Comunque io mi chiamo Roberto, molto piacere. Mi chiamo Roberto come il novanta per cento del genere umano di nazionalità italiana di sesso maschile della mia generazione. Intorno alla metà degli anni 60 Roberto doveva essere uno dei quei nomi di moda o magari c’era qualche personaggio in vista che si chiamava così e tutti i genitori pensavano che dargli lo stesso nome potesse essere di buon auspicio. Vi risulta? C’è qualche studio nell’Internet sulla antroponomastica di massa? Sta di fatto che dalle mie parti c’è stato un periodo quando ero ragazzo e frequentavo i miei coetanei in cui chiamavi Roby e si giravano in venti in un colpo solo. Un amico mio omonimo e il sottoscritto c’eravamo addirittura inventati un programma radiofonico in cui tutti si chiamavano Roberto. I due presentatori, lui e io, gli inviati a raccogliere finti servizi sul territorio, ancora io e lui. Ci sembrava una buona idea da proporre come format a qualche emittente locale. Ci siamo persino incontrati una volta per mettere a punto la puntata pilota con tanto di mixer e registratore. Ma lui aveva un po’ di erba e alla fine abbiamo desistito perché non la smettevamo più di ridere e ci toccava rifare sempre tutto da capo. Fino ad ammettere che l’idea non era granché, meglio archiviarla tra gli ennemila progetti lasciati a metà, anzi meno della metà.
Poi per fortuna la moda di chiamare Roberto è passata, chissà quanti altri trend di questo tipo sono nati, hanno raggiunto il top e quindi tramontati nella severa quanto giusta indifferenza generale. Ma, come tanti altri, vedete che anche i miei genitori si sono fatti omologare dal mainstream e dal momento che cercavano un nome che iniziasse per erre e che completasse la trilogia con le mie sorelle maggiori battezzate con la stessa iniziale hanno pensato a Roberto. Non immaginate quante volte mi sono reputato salvo per miracolo, pensate se avessero scelto Romualdo o Rodomonte o Rastrello. Scherzo eh, che visto come tira il momento vedo già frotte di commentatori che si chiamano così offesi solo perché il loro nome non rientra nei miei gusti. Sì, lo so che rastrello non è un nome proprio ma mi faceva ridere.
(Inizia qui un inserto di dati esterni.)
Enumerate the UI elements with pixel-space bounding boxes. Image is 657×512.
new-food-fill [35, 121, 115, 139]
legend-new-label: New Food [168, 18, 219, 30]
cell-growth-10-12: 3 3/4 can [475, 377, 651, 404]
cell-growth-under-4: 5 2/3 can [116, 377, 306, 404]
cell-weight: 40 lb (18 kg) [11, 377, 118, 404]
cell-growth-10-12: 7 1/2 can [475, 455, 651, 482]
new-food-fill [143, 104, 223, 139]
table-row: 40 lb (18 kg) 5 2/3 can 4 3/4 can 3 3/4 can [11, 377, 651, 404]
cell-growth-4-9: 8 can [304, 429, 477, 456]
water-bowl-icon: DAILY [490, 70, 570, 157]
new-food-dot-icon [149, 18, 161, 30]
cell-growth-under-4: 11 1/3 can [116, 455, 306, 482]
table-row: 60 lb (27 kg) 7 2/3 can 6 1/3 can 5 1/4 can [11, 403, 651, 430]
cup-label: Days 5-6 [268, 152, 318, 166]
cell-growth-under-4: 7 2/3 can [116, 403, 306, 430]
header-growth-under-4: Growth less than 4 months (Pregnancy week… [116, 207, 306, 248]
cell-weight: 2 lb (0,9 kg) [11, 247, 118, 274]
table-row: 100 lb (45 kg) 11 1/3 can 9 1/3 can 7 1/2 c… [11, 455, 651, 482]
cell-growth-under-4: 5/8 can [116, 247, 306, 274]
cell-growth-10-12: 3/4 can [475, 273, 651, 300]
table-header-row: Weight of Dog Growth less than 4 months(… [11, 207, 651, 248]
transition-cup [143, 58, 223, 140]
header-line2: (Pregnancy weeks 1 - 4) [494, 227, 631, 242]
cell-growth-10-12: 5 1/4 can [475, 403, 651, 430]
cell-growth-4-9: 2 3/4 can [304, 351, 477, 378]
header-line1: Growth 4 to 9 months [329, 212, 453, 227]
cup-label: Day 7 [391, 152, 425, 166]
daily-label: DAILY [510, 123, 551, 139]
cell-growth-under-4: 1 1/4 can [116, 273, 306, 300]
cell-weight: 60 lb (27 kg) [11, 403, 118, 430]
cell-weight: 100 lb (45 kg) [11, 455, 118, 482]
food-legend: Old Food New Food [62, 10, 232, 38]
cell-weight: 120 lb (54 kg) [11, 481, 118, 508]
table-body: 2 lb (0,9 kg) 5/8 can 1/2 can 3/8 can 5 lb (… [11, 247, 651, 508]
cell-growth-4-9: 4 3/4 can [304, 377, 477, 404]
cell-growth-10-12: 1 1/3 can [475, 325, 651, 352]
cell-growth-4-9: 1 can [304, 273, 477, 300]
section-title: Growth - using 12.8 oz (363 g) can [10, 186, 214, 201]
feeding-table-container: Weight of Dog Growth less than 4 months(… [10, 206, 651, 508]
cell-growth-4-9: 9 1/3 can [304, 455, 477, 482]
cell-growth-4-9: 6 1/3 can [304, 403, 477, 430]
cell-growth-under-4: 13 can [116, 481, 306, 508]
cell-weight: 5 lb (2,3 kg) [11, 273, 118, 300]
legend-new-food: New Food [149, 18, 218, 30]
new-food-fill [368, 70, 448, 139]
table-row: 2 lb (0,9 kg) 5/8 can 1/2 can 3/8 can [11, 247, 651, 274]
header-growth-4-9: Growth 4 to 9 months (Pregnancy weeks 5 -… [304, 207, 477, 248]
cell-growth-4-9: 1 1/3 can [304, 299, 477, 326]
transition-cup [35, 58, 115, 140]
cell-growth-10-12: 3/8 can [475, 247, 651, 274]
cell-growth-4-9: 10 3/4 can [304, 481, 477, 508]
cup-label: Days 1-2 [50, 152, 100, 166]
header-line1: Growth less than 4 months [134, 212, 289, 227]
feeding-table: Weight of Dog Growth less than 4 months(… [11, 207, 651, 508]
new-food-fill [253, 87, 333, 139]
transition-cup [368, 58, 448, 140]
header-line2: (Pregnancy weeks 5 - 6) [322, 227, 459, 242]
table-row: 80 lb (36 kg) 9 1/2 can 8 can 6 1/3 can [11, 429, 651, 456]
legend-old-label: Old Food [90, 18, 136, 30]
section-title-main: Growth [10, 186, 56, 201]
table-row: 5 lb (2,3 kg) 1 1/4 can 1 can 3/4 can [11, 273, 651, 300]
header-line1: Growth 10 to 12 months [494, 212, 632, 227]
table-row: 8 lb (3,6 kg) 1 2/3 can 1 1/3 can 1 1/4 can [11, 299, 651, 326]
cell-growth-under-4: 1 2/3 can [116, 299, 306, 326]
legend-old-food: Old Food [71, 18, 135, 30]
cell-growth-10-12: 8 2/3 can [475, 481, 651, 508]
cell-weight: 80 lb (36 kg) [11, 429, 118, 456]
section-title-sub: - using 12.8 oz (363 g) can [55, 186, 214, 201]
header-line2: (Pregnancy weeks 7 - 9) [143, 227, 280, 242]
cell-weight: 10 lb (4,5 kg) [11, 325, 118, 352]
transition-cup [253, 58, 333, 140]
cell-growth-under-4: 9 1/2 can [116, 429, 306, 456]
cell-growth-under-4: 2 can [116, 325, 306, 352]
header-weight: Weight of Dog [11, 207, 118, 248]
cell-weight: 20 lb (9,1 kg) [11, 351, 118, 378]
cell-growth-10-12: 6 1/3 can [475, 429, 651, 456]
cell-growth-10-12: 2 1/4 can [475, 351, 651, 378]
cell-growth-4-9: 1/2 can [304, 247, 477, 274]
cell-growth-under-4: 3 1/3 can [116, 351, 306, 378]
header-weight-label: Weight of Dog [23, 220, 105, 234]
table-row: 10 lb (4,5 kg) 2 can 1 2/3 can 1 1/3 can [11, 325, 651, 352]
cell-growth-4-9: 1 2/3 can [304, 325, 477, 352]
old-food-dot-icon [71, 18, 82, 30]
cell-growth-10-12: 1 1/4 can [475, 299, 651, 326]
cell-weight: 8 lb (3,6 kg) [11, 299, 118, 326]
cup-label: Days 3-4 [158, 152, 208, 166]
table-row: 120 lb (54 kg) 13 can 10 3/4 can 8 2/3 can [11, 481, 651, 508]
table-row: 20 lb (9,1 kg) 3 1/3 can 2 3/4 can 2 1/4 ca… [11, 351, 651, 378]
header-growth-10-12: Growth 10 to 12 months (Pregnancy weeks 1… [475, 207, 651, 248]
Ecco, il nome che è una cosa che volente o nolente ti porti dietro tutta la vita e oltre, perché come se non bastasse arriva il momento in cui te lo scrivono a indicare che in quell’urna è stato raccolto quel poco che è rimasto di te. Ma il vostro nome, se ci fate caso, alla fine quando lo usate? Ok, nei documenti ufficiali, a volte ma non sempre per compilare i form, nella firma, per farvi riconoscere quando occorre. Per il resto ci firmiamo con l’iniziale puntata, come R., oppure con un diminutivo. Io ho scelto Rob, lo uso in calce alle email e non chiedetemi il motivo che non so spiegarlo. Sul lavoro nessuno mi chiama Roberto perché è un nome lungo, credo, o forse perché non mi somiglia e così tutti usano Bob, o Bobby, o addirittura Zio Bob che non so come sia venuto fuori. A scuola sempre per cognome che però non vi dico, mica voglio mettere a rischio la mia privacy on line che già ho rivelato il mio vero nome. Ma perché ci si chiude dietro a nick, poi. Perché si sceglie l’anonimato? Chi crediamo di incuriosire con il mistero di una sequenza alfanumerica come la mia, o con nomignoli evocativi per farci sentire nelle discendenze di qualcos’altro?
In casa mi chiamano papà, papo, per non parlare di tutti i teneri modi di rivolgersi tra partner che ci si potrebbe scrivere un dizionario. Anzi, quando mia moglie pronuncia per intero il mio nome mi suona strano ma non è come nei film che bisogna stare all’erta perché si è agitata per qualcosa. No, lo fa per gioco, per sentire come suona il mio nome con tutte quelle erre, un nome di sicura provenienza germanica. In quel caso mi sento un estraneo, non so se capita anche a voi se avete nomi formati da più sillabe. Devo fermarmi a pensare se davvero si sta rivolgendo a me, a furia di sigle e nick forse è un nome che non mi appartiene più. O forse è solo che nell’era degli indirizzi IP il nome è superato. Comunque io mi chiamo Roberto, molto piacere.